Toolkit for collecting and applying templates of prompting instances.
WIP
- Download the repo
- Navigate to root directory of the repo
- Install requirements with
pip install -r requirements.txt
From the root directory of the repo, you can launch the editor with
streamlit run promptsource/promptsource.py
There are 3 modes in the app:
- Helicopter view: aggregate high level metrics on the current state of the sourcing
- Prompted dataset viewer: check the templates you wrote or already written on entire dataset
- Sourcing: write new prompts
A prompt template is expressed in Jinja.
It is rendered using an example from the corresponding Hugging Face datasets library (a dictionary). The separator ||| should appear once to divide the template into prompt and output. Generally, the prompt should provide information on the desired behavior, e.g., text passage and instructions, and the output should be a desired response.

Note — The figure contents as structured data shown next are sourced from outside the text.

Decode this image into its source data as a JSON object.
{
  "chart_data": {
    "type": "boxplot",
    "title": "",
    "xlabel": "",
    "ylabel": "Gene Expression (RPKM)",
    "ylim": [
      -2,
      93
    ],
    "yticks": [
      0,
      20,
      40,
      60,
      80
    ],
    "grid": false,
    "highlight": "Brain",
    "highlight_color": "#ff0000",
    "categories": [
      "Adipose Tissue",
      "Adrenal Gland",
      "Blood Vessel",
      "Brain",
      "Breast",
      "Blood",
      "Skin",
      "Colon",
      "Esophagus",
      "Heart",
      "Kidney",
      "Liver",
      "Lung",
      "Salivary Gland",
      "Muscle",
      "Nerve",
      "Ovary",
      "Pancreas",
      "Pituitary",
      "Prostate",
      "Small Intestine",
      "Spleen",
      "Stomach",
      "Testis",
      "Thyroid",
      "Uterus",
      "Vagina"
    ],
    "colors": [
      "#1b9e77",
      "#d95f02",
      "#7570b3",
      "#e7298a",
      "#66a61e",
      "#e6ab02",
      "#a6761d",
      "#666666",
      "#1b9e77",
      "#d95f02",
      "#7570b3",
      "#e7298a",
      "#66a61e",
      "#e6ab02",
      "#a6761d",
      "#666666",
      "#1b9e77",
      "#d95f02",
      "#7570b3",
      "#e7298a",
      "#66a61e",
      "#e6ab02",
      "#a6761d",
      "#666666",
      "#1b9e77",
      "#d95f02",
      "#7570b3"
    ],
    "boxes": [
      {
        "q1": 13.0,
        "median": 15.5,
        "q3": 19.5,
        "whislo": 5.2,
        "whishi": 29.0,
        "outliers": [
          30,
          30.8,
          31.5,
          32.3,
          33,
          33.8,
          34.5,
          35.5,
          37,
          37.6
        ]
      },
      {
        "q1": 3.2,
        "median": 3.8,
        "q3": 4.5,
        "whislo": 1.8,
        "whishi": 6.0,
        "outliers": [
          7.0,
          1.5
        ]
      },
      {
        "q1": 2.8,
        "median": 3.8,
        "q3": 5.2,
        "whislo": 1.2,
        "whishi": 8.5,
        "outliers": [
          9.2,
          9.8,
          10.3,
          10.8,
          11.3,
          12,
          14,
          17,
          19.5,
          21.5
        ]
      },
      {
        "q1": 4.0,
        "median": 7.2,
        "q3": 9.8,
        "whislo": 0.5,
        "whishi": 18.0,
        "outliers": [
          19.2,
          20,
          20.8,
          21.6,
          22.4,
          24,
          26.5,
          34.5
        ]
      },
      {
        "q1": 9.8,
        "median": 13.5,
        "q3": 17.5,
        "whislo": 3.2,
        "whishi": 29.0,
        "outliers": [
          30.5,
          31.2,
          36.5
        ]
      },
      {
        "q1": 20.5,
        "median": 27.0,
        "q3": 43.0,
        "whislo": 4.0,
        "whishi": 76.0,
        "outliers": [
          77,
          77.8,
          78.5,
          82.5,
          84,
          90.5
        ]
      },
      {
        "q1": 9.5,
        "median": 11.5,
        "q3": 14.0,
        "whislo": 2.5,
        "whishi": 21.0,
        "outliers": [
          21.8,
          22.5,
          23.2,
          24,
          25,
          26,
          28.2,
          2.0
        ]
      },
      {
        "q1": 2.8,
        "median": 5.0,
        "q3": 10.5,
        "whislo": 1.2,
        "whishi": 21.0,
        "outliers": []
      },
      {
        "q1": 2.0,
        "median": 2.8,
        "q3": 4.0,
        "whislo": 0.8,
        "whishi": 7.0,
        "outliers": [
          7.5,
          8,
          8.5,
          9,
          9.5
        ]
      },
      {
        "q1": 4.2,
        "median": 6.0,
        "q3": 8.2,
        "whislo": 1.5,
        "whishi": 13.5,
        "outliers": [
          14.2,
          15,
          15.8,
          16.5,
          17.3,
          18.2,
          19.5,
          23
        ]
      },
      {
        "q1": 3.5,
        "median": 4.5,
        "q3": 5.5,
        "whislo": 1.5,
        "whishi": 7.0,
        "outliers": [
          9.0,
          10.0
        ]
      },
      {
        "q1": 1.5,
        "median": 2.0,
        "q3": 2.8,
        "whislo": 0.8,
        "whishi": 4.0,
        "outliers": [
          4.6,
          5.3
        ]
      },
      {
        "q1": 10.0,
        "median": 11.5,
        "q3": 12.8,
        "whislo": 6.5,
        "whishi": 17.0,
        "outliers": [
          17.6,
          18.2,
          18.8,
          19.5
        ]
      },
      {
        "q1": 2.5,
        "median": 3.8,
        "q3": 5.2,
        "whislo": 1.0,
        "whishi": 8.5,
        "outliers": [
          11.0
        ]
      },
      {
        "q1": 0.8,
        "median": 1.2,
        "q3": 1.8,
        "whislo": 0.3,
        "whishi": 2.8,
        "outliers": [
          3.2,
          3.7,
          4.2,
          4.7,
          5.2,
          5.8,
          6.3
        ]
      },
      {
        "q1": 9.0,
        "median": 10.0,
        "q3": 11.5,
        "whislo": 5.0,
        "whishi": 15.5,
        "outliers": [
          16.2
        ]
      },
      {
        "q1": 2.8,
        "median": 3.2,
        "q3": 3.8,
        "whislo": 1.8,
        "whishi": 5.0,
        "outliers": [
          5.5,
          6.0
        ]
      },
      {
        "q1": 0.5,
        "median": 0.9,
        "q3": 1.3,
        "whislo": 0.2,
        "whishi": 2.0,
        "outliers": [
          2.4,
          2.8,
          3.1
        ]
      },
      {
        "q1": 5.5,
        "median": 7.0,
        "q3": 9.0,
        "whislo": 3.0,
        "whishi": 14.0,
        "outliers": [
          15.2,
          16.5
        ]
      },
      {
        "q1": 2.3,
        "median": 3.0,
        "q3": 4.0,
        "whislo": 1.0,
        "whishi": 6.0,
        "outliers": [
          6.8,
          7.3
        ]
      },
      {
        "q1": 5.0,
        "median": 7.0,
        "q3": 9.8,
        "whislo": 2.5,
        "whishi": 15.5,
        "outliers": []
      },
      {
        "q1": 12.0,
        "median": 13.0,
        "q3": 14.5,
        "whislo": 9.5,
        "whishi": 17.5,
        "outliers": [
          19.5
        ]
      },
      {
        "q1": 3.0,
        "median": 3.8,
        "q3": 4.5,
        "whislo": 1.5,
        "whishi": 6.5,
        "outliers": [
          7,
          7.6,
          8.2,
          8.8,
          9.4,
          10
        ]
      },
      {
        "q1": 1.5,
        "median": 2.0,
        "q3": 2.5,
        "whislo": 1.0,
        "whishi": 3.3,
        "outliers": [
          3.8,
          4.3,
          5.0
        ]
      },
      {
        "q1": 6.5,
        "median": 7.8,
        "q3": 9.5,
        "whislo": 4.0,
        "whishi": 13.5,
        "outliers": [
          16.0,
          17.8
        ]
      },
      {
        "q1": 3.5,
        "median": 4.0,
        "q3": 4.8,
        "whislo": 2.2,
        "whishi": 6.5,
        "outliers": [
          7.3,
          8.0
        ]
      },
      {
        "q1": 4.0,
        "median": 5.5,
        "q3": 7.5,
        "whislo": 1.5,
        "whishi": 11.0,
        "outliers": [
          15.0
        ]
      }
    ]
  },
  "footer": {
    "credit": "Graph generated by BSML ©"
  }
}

Here's an example for AG News:
{{text}}
Is this a piece of news regarding world politics, sports, business, or technology? |||
{{ ["World politics", "Sport", "Business", "Technology"][label] }}
This is very much a work in progress, and help is needed and appreciated. Anyone wishing to contribute code can contact Steve Bach for commit access, or submit PRs from forks. Some particular places you could start:
- Try to express things! Explore a dataset and tell us what's hard to do to create templates you want
- Look in the literature. Are there prompt creation methods that do/do not fit well right now?
- Scalability testing. Streamlit is lightweight, and we're reading and writing all prompts on refresh.
See also the design doc.
Before submitting a PR or pushing a new commit, please run style formattings and quality checks so that your newly added file look nice:
make style
make quality
Warning or Error about Darwin on OS X: Try downgrading PyArrow to 3.0.0.